Após o nascimento, as moscas foram alimentadas com açúcar, em uma bandeja, e leite misturado com água, na proporção de 1:1 (aproximadamente 25 mL de cada), em outra bandeja. A mistura leite/água foi trocada diariamente e coberta com uma camada de papel absorvente para evitar o afogamento das moscas.

Cinco dias após o nascimento das moscas, cada moscário recebeu o substrato para postura dos ovos. No preparo deste substrato utilizaram-se 400 g de farelo de trigo e 400 mL de água, que foram misturados em uma bandeja pequena até formar uma massa homogênea, onde se faziam furos com os dedos.

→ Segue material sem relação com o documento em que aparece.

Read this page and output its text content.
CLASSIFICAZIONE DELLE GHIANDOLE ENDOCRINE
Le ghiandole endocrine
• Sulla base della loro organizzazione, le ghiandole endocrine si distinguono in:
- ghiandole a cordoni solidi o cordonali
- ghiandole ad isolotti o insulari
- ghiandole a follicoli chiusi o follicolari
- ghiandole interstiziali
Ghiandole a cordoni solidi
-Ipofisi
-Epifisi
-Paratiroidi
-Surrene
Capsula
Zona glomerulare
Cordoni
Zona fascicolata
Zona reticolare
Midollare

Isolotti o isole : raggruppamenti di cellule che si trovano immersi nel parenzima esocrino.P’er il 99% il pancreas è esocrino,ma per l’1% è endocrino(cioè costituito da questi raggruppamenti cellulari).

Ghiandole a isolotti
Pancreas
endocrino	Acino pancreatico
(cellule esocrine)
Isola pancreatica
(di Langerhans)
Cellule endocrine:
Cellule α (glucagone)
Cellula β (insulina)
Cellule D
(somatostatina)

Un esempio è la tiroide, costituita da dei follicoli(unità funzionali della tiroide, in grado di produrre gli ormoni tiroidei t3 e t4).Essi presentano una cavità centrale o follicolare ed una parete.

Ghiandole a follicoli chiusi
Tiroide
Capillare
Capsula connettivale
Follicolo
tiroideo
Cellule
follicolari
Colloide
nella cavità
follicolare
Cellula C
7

Diariamente, durante 16 dias (repetições), substituíam-se os substratos de postura de todos os moscários. Os quatro substratos retirados foram homogeneizados para evitar a formação de placas e permaneceram sobre os moscários até o dia seguinte, quando então, foram misturados em bandeja grande (13 L), previamente tarada. Esta mistura foi pesada, e o peso obtido dividido em 15 parcelas iguais, colocando-se em 15 bandejas pequenas (de 2,2 L), as quais foram distribuídas em uma combinação de três substratos para a produção de larvas (farelo de trigo - FT, farelo de arroz - FA e farelo de soja - FS) com cinco temperaturas (20, 23, 26, 29 e 32ºC).

Os substratos para produção de larvas foram preparados da mesma forma que o substrato de postura, apenas substituindo-se o farelo de trigo por farelo de arroz e soja, compondo-se três lotes de cinco bandejas, um para cada substrato (FT, FA e FS). Depois de prontos os substratos foram adicionados às 15 bandejas, até então com o farelo de trigo e larvas, sendo estas acondicionadas nas estufas climatizadas.

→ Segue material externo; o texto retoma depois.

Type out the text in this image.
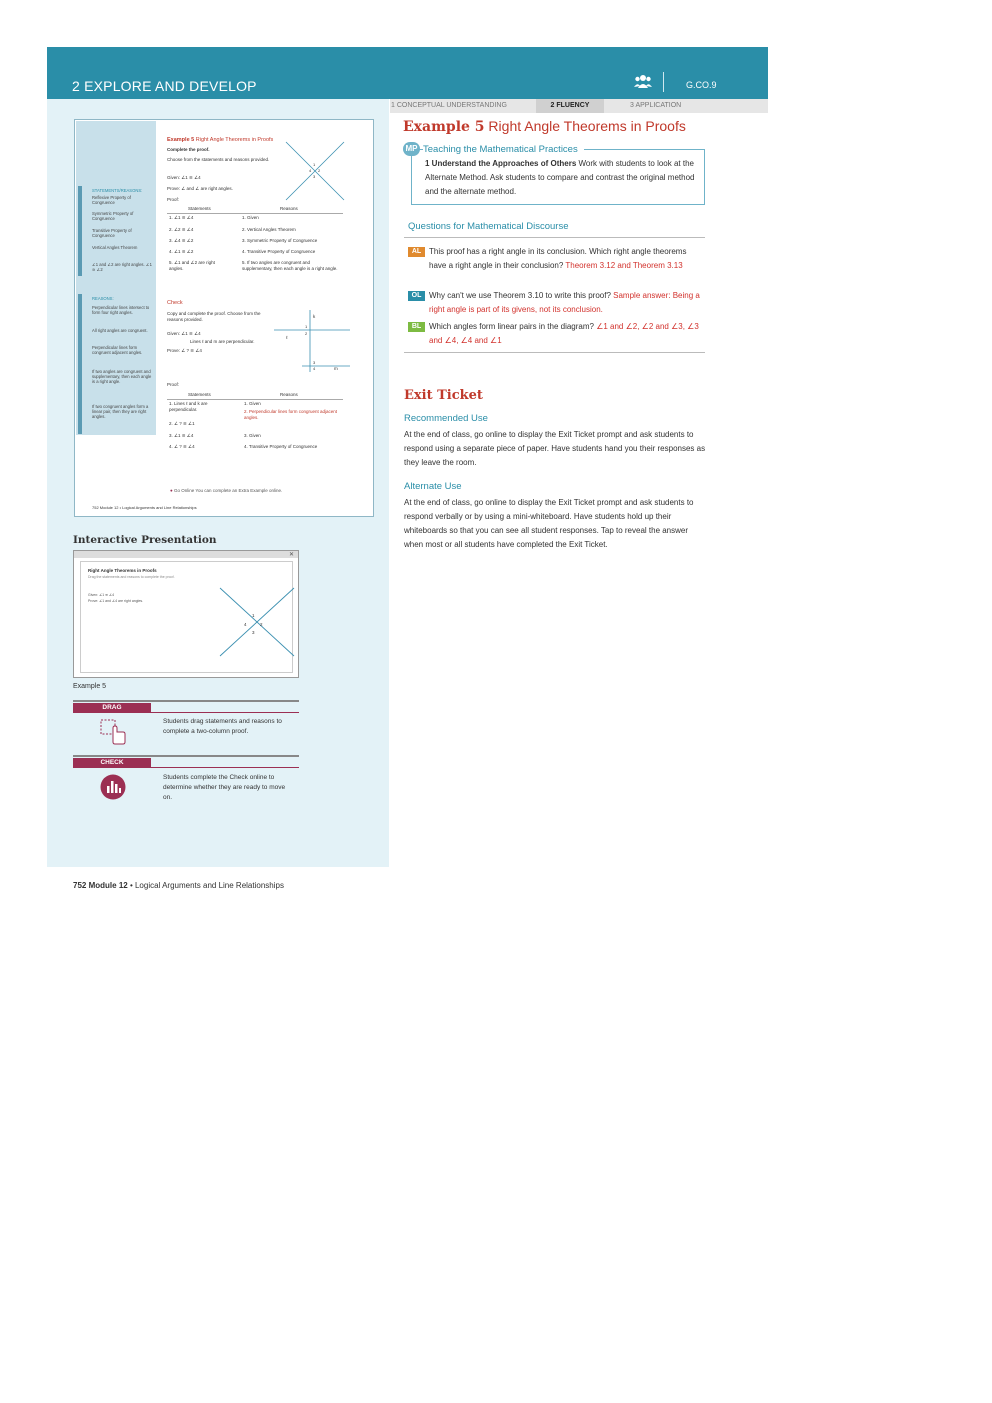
2 EXPLORE AND DEVELOP	G.CO.9
1 CONCEPTUAL UNDERSTANDING	2 FLUENCY	3 APPLICATION
STATEMENTS/REASONS:
Reflexive Property of Congruence
Symmetric Property of Congruence
Transitive Property of Congruence
Vertical Angles Theorem
∠1 and ∠2 are right angles. ∠1 ≅ ∠2
REASONS:
Perpendicular lines intersect to form four right angles.
All right angles are congruent.
Perpendicular lines form congruent adjacent angles.
If two angles are congruent and supplementary, then each angle is a right angle.
If two congruent angles form a linear pair, then they are right angles.
Example 5 Right Angle Theorems in Proofs
Complete the proof.
Choose from the statements and reasons provided.
Given: ∠1 ≅ ∠4
Prove: ∠ and ∠ are right angles.
Proof:
1
4 2
3
Statements	Reasons
1. ∠1 ≅ ∠4	1. Given
2. ∠2 ≅ ∠4	2. Vertical Angles Theorem
3. ∠4 ≅ ∠2	3. Symmetric Property of Congruence
4. ∠1 ≅ ∠2	4. Transitive Property of Congruence
5. ∠1 and ∠2 are right angles.
5. If two angles are congruent and supplementary, then each angle is a right angle.
Check
Copy and complete the proof. Choose from the reasons provided.
Given: ∠1 ≅ ∠4
Lines ℓ and m are perpendicular.
Prove: ∠ ? ≅ ∠4
k
ℓ
m
1
2
3
4
Proof:
Statements	Reasons
1. Lines ℓ and k are perpendicular.
1. Given
2. ∠ ? ≅ ∠1
2. Perpendicular lines form congruent adjacent angles.
3. ∠1 ≅ ∠4	3. Given
4. ∠ ? ≅ ∠4	4. Transitive Property of Congruence
● Go Online You can complete an Extra Example online.
752 Module 12 • Logical Arguments and Line Relationships
Interactive Presentation
✕
Right Angle Theorems in Proofs
Drag the statements and reasons to complete the proof.
Given: ∠1 ≅ ∠4
Prove: ∠1 and ∠4 are right angles.
1
4	2
3
Example 5
DRAG
Students drag statements and reasons to complete a two-column proof.
CHECK
Students complete the Check online to determine whether they are ready to move on.
Example 5 Right Angle Theorems in Proofs
MP Teaching the Mathematical Practices
1 Understand the Approaches of Others Work with students to look at the Alternate Method. Ask students to compare and contrast the original method and the alternate method.
Questions for Mathematical Discourse
AL This proof has a right angle in its conclusion. Which right angle theorems have a right angle in their conclusion? Theorem 3.12 and Theorem 3.13
OL Why can't we use Theorem 3.10 to write this proof? Sample answer: Being a right angle is part of its givens, not its conclusion.
BL Which angles form linear pairs in the diagram? ∠1 and ∠2, ∠2 and ∠3, ∠3 and ∠4, ∠4 and ∠1
Exit Ticket
Recommended Use
At the end of class, go online to display the Exit Ticket prompt and ask students to respond using a separate piece of paper. Have students hand you their responses as they leave the room.
Alternate Use
At the end of class, go online to display the Exit Ticket prompt and ask students to respond verbally or by using a mini-whiteboard. Have students hold up their whiteboards so that you can see all student responses. Tap to reveal the answer when most or all students have completed the Exit Ticket.
752 Module 12 • Logical Arguments and Line Relationships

Cada bandeja permaneceu por três dias na estufa. Após este período, foi realizada a separação total das larvas do substrato, de cada bandeja separadamente, com auxílio de peneiras e feita a sua pesagem. Para a pesagem das amostras foi utilizada balança eletrônica com sensibilidade de 0,1 g.

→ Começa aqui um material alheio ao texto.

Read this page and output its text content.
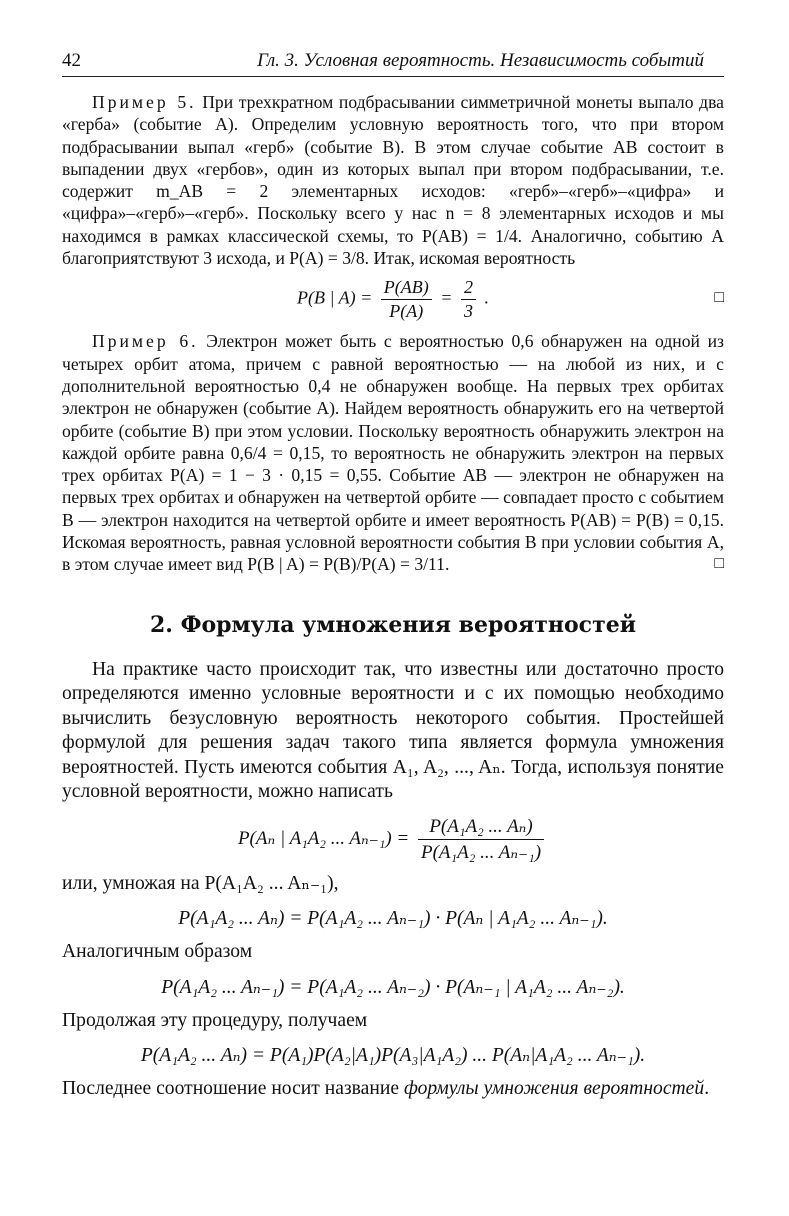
42	Гл. 3. Условная вероятность. Независимость событий

Пример 5. При трехкратном подбрасывании симметричной монеты выпало два «герба» (событие A). Определим условную вероятность того, что при втором подбрасывании выпал «герб» (событие B). В этом случае событие AB состоит в выпадении двух «гербов», один из которых выпал при втором подбрасывании, т.е. содержит m_AB = 2 элементарных исходов: «герб»–«герб»–«цифра» и «цифра»–«герб»–«герб». Поскольку всего у нас n = 8 элементарных исходов и мы находимся в рамках классической схемы, то P(AB) = 1/4. Аналогично, событию A благоприятствуют 3 исхода, и P(A) = 3/8. Итак, искомая вероятность

P(B | $A) = \frac{P(AB)}{P(A)} = \frac{2}{3}$ .	□

Пример 6. Электрон может быть с вероятностью 0,6 обнаружен на одной из четырех орбит атома, причем с равной вероятностью — на любой из них, и с дополнительной вероятностью 0,4 не обнаружен вообще. На первых трех орбитах электрон не обнаружен (событие A). Найдем вероятность обнаружить его на четвертой орбите (событие B) при этом условии. Поскольку вероятность обнаружить электрон на каждой орбите равна 0,6/4 = 0,15, то вероятность не обнаружить электрон на первых трех орбитах P(A) = 1 − 3 · 0,15 = 0,55. Событие AB — электрон не обнаружен на первых трех орбитах и обнаружен на четвертой орбите — совпадает просто с событием B — электрон находится на четвертой орбите и имеет вероятность P(AB) = P(B) = 0,15. Искомая вероятность, равная условной вероятности события B при условии события A, в этом случае имеет вид P(B | A) = P(B)/P(A) = 3/11.	□

2. Формула умножения вероятностей

На практике часто происходит так, что известны или достаточно просто определяются именно условные вероятности и с их помощью необходимо вычислить безусловную вероятность некоторого события. Простейшей формулой для решения задач такого типа является формула умножения вероятностей. Пусть имеются события A₁, A₂, ..., Aₙ. Тогда, используя понятие условной вероятности, можно написать

P(Aₙ | A₁A₂ ... $A_{n-1}) = \frac{\text{P(A₁A₂ ... Aₙ)}}{\text{P(A₁A₂ ... Aₙ₋₁)}}$

или, умножая на P(A₁A₂ ... Aₙ₋₁),

P(A₁A₂ ... Aₙ) = P(A₁A₂ ... Aₙ₋₁) · P(Aₙ | A₁A₂ ... Aₙ₋₁).

Аналогичным образом

P(A₁A₂ ... Aₙ₋₁) = P(A₁A₂ ... Aₙ₋₂) · P(Aₙ₋₁ | A₁A₂ ... Aₙ₋₂).

Продолжая эту процедуру, получаем

P(A₁A₂ ... Aₙ) = P(A₁)P(A₂|A₁)P(A₃|A₁A₂) ... P(Aₙ|A₁A₂ ... Aₙ₋₁).

Последнее соотношение носит название формулы умножения вероятностей.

Para a determinação do ciclo produtivo de um moscário, os pesos de larvas das 15 bandejas foram somados e a soma dividida por quatro, obtendondo-se a produção média diária por moscário, submetendo-se, então, os resultados à análise de regressão.

Os dados foram submetidos à analise de variância e a testes de comparação de médias, sendo utilizado o software SAEG (Euclides, 1983), e a uma análise de regressão.

 

Resultados e Discussão

A temperatura e o substrato de produção afetaram significativamente (P£0,05) a produção de larvas de M. domestica, não sendo significativo o efeito da interação entre ambos fatores em questão.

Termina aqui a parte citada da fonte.